What to Know When Short Selling
In order to short sell, you need to have a margin account. Note, the Financial Industry Regulatory Authority and the Federal Reserve have minimum requirements for the amount of money that must be kept in a margin account. If your account falls below that value, your broker may sell your position. Your broker may have additional requirements, as well. You cannot short sell on a cash account.
If you want to short sell a stock, you’ll also need to have the amount of money for the shares you’re buying, plus 50% of that value in your account.
While many brokerages are now commission-free, many will charge interest on the shares you borrowed for short selling.
If applicable, a short seller must make dividend payments to the person who is borrowing the stock to them.
Short Selling Examples
Say you think a certain stock is overvalued, so you borrow the stock for $100 per share. You then sell the shares. Later, you buy back the shares at $50 each. Since you sold the borrowed shares at $100, you’ve made a $50 profit per share.

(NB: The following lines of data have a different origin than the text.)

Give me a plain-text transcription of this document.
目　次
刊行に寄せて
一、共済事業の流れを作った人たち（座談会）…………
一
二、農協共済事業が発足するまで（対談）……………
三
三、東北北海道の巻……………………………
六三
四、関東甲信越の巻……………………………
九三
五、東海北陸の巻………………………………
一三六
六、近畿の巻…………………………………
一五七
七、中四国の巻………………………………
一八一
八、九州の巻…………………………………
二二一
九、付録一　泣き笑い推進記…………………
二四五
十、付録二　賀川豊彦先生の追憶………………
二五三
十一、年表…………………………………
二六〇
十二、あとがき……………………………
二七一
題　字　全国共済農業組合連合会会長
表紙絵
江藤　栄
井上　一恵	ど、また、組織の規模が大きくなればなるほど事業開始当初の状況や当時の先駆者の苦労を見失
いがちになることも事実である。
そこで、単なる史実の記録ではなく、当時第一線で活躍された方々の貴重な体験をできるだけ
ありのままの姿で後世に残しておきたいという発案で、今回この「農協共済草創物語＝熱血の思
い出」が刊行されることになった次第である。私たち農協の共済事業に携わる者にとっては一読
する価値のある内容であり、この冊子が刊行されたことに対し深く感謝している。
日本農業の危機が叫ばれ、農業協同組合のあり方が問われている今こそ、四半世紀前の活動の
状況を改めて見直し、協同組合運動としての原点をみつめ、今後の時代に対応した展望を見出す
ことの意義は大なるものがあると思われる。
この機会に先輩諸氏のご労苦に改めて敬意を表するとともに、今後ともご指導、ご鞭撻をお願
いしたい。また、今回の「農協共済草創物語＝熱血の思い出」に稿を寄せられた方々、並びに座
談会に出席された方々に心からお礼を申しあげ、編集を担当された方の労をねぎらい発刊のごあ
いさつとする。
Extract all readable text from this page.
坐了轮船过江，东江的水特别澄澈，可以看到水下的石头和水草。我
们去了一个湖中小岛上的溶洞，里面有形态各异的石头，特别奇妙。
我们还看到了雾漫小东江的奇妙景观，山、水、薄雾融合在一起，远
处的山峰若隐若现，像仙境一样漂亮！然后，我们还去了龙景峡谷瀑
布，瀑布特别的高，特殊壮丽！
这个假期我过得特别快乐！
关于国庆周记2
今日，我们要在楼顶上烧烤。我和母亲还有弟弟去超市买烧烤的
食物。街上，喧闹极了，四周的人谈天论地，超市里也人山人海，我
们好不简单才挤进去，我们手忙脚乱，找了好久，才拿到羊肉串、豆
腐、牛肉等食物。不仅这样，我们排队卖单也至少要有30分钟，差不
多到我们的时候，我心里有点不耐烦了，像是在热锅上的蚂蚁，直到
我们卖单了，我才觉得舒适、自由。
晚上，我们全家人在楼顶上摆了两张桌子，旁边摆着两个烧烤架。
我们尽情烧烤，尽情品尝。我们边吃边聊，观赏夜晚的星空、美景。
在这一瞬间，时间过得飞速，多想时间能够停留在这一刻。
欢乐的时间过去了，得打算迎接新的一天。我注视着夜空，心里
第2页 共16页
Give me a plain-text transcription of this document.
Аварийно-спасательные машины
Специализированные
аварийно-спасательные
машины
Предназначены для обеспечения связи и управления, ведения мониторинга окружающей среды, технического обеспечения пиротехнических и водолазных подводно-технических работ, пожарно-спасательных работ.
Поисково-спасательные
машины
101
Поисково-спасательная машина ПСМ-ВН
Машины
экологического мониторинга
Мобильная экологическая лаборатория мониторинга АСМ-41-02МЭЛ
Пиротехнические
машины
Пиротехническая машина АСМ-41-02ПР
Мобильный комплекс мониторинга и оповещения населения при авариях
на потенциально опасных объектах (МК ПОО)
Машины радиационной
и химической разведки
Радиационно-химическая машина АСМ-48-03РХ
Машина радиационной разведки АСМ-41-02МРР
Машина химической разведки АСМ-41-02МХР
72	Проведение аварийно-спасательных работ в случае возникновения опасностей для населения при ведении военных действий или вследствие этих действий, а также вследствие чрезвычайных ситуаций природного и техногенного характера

However, an alternate scenario would be selling the shares at $100, but losing money. After you sell the shares, the company’s stock prices are on an upward trajectory. You need to return the shares you borrow, so you buy them at $150, with a loss of $50 per share.
What’s the Risk?
When you are “buying low, selling high,” the maximum risk is your original investment price. If you invested $10,000 into Apple, the most you could lose is your $10,000. However, a stock can theoretically continually grow in price, which means if you are short selling the stock, the maximum loss you can get is really unlimited, though you’d likely buy shares to cover yourself before especially damaging losses.
Additionally, if a stock is a popular short position, you may have trouble finding shares to buyback.
Why Pay Attention to Short Sellers
One trading strategy could be seeking out popular stocks traders are shorting. If a short squeeze happens, that could cause gains in your trade. Be careful, though. Short sellers are betting against a stock for a reason—they think it will lower in price.
If you want to bet on a short squeeze, carefully analyze the stock to see if it is something you want to trade. People who trade short squeezes usually have another reason to enter the position, aside from high short interest.
A short squeeze can happen quickly, but then rapidly decline. As always with trading, make sure to do your proper research, keep your eyes on your position, and make trades at your own discretion.
Short selling is a method of trading that bets on the decline of a stock’s price. To do so, you borrow shares to sell and aim to buy them back at a lower price to return them. This strategy is risky, and it is not recommended for beginner traders. If you’re not interested in short selling, paying attention to short interest can inform your day-to-day trades.